Matsunaga K, Uozumi T, Tsuji S, Murai Y
Department of Neurology, University of Occupational and Environmental Health, School of Medicine, Fukuoka, Japan.
J Neurol Sci. 1995 Feb;128(2):188-94. doi: 10.1016/0022-510x(94)00221-9.
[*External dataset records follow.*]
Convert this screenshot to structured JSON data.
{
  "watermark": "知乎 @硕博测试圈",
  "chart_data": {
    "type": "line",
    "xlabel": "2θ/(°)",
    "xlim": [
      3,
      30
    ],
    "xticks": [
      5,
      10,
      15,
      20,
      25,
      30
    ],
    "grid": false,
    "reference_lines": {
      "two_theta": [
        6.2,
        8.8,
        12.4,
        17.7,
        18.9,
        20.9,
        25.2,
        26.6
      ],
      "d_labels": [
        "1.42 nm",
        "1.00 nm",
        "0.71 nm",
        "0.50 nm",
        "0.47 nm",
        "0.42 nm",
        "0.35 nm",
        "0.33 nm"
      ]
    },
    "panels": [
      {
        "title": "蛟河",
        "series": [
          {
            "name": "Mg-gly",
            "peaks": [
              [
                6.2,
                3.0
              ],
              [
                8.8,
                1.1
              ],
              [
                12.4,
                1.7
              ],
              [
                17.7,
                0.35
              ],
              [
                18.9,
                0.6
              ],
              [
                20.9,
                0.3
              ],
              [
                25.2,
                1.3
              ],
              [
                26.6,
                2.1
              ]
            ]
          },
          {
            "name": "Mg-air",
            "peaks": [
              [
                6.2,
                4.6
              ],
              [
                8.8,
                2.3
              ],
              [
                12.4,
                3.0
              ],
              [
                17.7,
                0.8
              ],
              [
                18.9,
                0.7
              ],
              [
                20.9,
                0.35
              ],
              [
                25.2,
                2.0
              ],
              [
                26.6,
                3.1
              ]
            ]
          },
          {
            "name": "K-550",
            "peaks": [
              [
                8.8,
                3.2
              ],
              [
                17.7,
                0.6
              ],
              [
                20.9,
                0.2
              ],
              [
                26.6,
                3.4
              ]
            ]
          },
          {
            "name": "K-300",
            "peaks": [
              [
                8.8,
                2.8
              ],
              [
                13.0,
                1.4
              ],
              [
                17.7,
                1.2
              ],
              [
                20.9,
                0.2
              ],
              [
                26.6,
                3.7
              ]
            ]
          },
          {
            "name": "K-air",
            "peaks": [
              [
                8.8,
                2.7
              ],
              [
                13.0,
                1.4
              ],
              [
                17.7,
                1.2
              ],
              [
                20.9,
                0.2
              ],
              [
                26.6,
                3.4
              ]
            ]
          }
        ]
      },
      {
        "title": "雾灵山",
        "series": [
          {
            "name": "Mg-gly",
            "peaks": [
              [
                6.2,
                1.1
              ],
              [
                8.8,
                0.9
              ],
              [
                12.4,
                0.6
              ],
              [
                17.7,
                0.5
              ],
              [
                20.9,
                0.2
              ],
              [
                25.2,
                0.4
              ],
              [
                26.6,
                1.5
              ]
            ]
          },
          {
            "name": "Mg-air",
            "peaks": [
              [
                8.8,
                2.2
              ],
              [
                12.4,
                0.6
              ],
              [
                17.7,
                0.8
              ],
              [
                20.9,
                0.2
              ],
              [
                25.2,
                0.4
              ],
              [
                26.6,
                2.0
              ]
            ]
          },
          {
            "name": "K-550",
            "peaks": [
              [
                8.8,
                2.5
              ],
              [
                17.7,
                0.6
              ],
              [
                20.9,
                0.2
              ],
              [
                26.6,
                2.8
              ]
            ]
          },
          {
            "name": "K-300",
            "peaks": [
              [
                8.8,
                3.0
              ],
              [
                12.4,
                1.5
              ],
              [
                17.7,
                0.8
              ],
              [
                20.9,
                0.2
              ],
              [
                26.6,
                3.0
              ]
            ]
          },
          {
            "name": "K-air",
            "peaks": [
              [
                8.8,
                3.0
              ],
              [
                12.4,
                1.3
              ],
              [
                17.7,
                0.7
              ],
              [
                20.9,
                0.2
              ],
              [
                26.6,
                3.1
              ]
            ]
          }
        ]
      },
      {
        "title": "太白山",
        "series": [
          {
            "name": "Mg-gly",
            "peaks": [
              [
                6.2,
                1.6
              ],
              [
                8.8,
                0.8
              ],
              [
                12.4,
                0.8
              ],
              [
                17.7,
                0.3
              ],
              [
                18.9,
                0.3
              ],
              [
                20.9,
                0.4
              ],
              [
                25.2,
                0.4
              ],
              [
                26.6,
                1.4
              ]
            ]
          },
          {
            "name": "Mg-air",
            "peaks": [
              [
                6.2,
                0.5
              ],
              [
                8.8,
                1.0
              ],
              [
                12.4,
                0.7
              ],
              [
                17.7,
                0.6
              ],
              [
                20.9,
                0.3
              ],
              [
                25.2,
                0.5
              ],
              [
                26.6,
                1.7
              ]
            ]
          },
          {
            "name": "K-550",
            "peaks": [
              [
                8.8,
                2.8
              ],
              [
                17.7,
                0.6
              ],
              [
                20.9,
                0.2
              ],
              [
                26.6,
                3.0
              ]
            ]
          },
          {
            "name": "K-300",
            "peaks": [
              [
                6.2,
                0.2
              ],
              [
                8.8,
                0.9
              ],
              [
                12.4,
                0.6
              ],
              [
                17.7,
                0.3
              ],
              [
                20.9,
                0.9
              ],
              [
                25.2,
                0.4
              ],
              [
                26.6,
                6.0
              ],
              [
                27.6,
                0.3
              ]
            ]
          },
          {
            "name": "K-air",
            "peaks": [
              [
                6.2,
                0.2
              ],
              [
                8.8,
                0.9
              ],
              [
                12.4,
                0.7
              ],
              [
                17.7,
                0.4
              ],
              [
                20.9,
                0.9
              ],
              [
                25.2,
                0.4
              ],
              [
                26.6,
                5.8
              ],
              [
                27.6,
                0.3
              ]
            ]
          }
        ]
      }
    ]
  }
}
We studied sympathetic skin responses (SSRs) following magnetic stimulation of the neck in 40 normal subjects and 54 patients with neurological diseases and active sweat gland densities (ASGDs) at the foot induced by pilocarpine in 39 patients. SSRs at the hand following magnetic stimulation showed the lowest coefficients of variability of the latencies and amplitudes in eight consecutive responses compared with SSRs following other types of stimuli (electrical and auditory stimulation, and deep inspiration) in 12 normal subjects. Fourteen of 38 patients with neuropathies (37%) showed the presence of SSRs after magnetic stimulation, but not after median nerve stimulation, although SSRs to magnetic stimulation corresponded with those to nerve stimulation in all patients with multiple sclerosis or multiple system atrophy. These results suggest that the absence of SSRs after nerve stimulation in patients with neuropathies may be due to abnormalities of the peripheral sensory afferent fibers. ASGDs significantly correlated with SSRs at the foot following magnetic stimulation, but not with those following nerve stimulation in patients with neuropathies. Magnetic stimulation of the neck is the highly reproducible method of evoking SSRs because this technique is able to produce strong sensory afferent inputs proximally. Furthermore, SSRs following magnetic stimulation, little influenced by sensory afferent fiber involvement, are very useful for evaluating the postganglionic sympathetic function in patients with neuropathies.
我们对40名正常受试者进行了颈部磁刺激后的交感神经皮肤反应(SSRs)研究,并对39名患者进行了毛果芸香碱诱导的足部主动汗腺密度(ASGDs)研究。与12名正常受试者接受其他类型刺激(电刺激、听觉刺激和深吸气)后的SSRs相比,磁刺激后手部的SSRs在连续8次反应中潜伏期和波幅的变异系数最低。38名神经病患者中有14名(37%)在磁刺激后出现SSRs,但在正中神经刺激后未出现,尽管所有多发性硬化症或多系统萎缩患者对磁刺激的SSRs与对神经刺激的SSRs一致。这些结果表明,神经病患者神经刺激后SSRs缺失可能是由于外周感觉传入纤维异常。在神经病患者中,ASGDs与磁刺激后足部的SSRs显著相关,但与神经刺激后的SSRs无关。颈部磁刺激是诱发SSRs的高度可重复方法,因为该技术能够在近端产生强烈的感觉传入输入。此外,磁刺激后的SSRs受感觉传入纤维受累影响较小,对评估神经病患者的节后交感神经功能非常有用。